A continuación, reproducimos algunos de los fragmentos más significativos del libro. Los mismos han sido tomados de la edición publicada en Buenos Aires, en noviembre de 2002, por Ediciones RyR, traducido del francés por María Celia Cotarelo.

 

Los socialistas revolucionarios deben recomenzar el combate que han librado en otro tiempo los filósofos y los panfletarios de la burguesía; deben embestir contra la moral y las teorías sociales del capitalismo, deben desterrar de las cabezas de la clase llamada a la acción, los prejuicios sembrados por la clase dominante, deben proclamar, ante los hipócritas de todas las morales, que la tierra dejará de ser el valle de lágrimas del trabajador.

 

¡Ah, como loros de Arcadia repiten la lección de los economistas: trabajemos, trabajemos para aumentar la riqueza nacional!

 

La moral capitalista, lastimosa parodia de la moral cristiana, anatematiza la carne del trabajador; su ideal es reducir al productor al mínimo de las necesidades, suprimir sus placeres y sus pasiones y condenarlo al rol de máquina que produce trabajo sin tregua ni piedad.

 

Cristo, en su sermón de la montaña, predicó la pereza: “miren cómo crecen los lirios en los campos; ellos no trabajan ni hilan, y sin embargo, yo les digo: Salomón, en toda su gloria, no estuvo nunca tan brillantemente vestido.
Jehová, el dios barbado y huraño, dio a sus adoradores el supremo ejemplo de la pereza ideal; después de seis días de trabajo, descansó por toda la eternidad.

 

... el proletariado, traicionando sus instintos y olvidando su misión histórica, se dejó pervertir por el dogma del trabajo.

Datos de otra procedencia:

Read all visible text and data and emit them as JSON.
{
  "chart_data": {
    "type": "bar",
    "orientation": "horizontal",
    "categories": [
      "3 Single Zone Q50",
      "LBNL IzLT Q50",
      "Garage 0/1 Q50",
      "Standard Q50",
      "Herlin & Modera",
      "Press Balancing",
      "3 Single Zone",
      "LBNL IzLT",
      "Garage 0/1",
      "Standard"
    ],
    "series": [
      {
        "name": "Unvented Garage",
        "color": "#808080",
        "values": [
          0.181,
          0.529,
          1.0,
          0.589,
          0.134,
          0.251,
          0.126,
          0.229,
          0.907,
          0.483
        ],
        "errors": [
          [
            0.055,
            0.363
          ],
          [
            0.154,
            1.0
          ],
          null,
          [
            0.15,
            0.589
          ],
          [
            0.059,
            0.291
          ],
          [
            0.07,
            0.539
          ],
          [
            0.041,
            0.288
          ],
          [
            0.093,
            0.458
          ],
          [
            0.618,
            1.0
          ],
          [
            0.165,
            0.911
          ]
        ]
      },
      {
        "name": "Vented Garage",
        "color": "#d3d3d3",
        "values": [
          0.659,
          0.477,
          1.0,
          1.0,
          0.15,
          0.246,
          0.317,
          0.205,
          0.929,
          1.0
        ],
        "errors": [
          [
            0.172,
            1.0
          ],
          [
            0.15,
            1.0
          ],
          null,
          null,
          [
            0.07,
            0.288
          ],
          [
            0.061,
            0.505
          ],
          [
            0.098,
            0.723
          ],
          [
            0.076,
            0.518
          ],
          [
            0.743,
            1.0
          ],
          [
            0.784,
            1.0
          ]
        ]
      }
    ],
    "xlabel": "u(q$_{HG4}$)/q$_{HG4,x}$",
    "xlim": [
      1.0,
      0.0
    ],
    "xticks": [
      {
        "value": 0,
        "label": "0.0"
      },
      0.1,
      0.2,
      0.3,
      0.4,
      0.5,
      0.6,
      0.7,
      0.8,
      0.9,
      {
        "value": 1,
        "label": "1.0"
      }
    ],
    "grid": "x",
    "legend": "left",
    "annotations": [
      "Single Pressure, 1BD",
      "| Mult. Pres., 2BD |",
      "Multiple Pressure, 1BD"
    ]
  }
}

Rudo y terrible fue su castigo. Todas las miserias individuales y sociales nacieron de su pasión por el trabajo.

 

Doce horas de trabajo por día: he ahí el ideal de los filántropos y de los moralistas del siglo XVIII... Sólo los esclavos hubiesen sido capaces de tal bajeza. Hubieran sido necesarios veinte años de civilización capitalista para un griego de los tiempos heroicos para concebir tal envilecimiento.

 

Nuestra época es, dicen, el siglo del trabajo; es en efecto el siglo del dolor, de la miseria y de la corrupción.

 

Y a propósito de la duración del trabajo, Villermé observaba que los presidiarios de las mazmorras no trabajaban más que diez horas, los esclavos de las Antillas nueve horas promedio, mientras que en la Francia que había hecho la revolución del ‘89 y que había proclamado los pomposos Derechos del Hombre, existían manufacturas donde la jornada era de dieciséis horas, sobre las que se otorgaba a los obreros una hora y media para comer.

 

Trabajen, trabajen, proletarios, para aumentar la riqueza social y sus miserias individuales; trabajen, trabajen, para que, volviéndose más pobres, tengan más razones para trabajar y ser miserables. Tal es la ley inexorable de la producción capitalista.

 

A medida que la máquina se perfecciona y quita el trabajo del hombre con una rapidez y una precisión constantemente crecientes, el obrero, en vez de prolongar su descanso en la misma proporción, redobla su actividad, como si quisiera rivalizar con la máquina. ¡Qué competencia absurda y mortal!

 

Lamentablemente el ocio que el poeta pagano anunciaba no llegó; la pasión ciega, perversa y homicida del trabajo transforma la máquina liberadora en un instrumento de servidumbre de los hombres libres: su productividad los empobrece.

 

Ante esta doble locura de los trabajadores -matarse de sobre-trabajo y vegetar en la abstinencia-, el gran problema de la producción capitalista ya no es encontrar productores y duplicar sus fuerzas, sino descubrir consumidores, excitar sus apetitos y crearles necesidades artificiales.

 

Si la clase obrera, tras arrancar de su corazón el vicio que la domina y que envilece su naturaleza, se levantara con toda su fuerza, no para reclamar los Derechos del Hombre (que no son más que los derechos de la explotación capitalista), no para reclamar el Derecho al Trabajo (que no es más que el derecho a la miseria), sino para forjar una ley de bronce que prohibiera a todos los hombres trabajar más de tres horas por día, la Tierra, estremecida de alegría, sentiría brincar en ella un nuevo universo... ¿Pero cómo pedir a un proletariado corrompido por la moral capitalista que tome una resolución viril?

 

Como Cristo, doliente personificación de la esclavitud antigua, los hombres, las mujeres y los niños del Proletariado suben penosamente desde hace un siglo por el duro calvario del dolor; desde hace un siglo el trabajo forzado destroza sus huesos, mortifica sus carnes, atormenta sus músculos; desde hace un siglo, el hambre retuerce sus entrañas y alucina sus cerebros... ¡Oh, pereza, apiádate de nuestra larga miseria! ¡Oh, Pereza, madre de las artes y de las nobles virtudes, sé el bálsamo de las angustias humanas!

 

Héctor Freire.

 

∗ Título completo del folleto aparecido en 1883.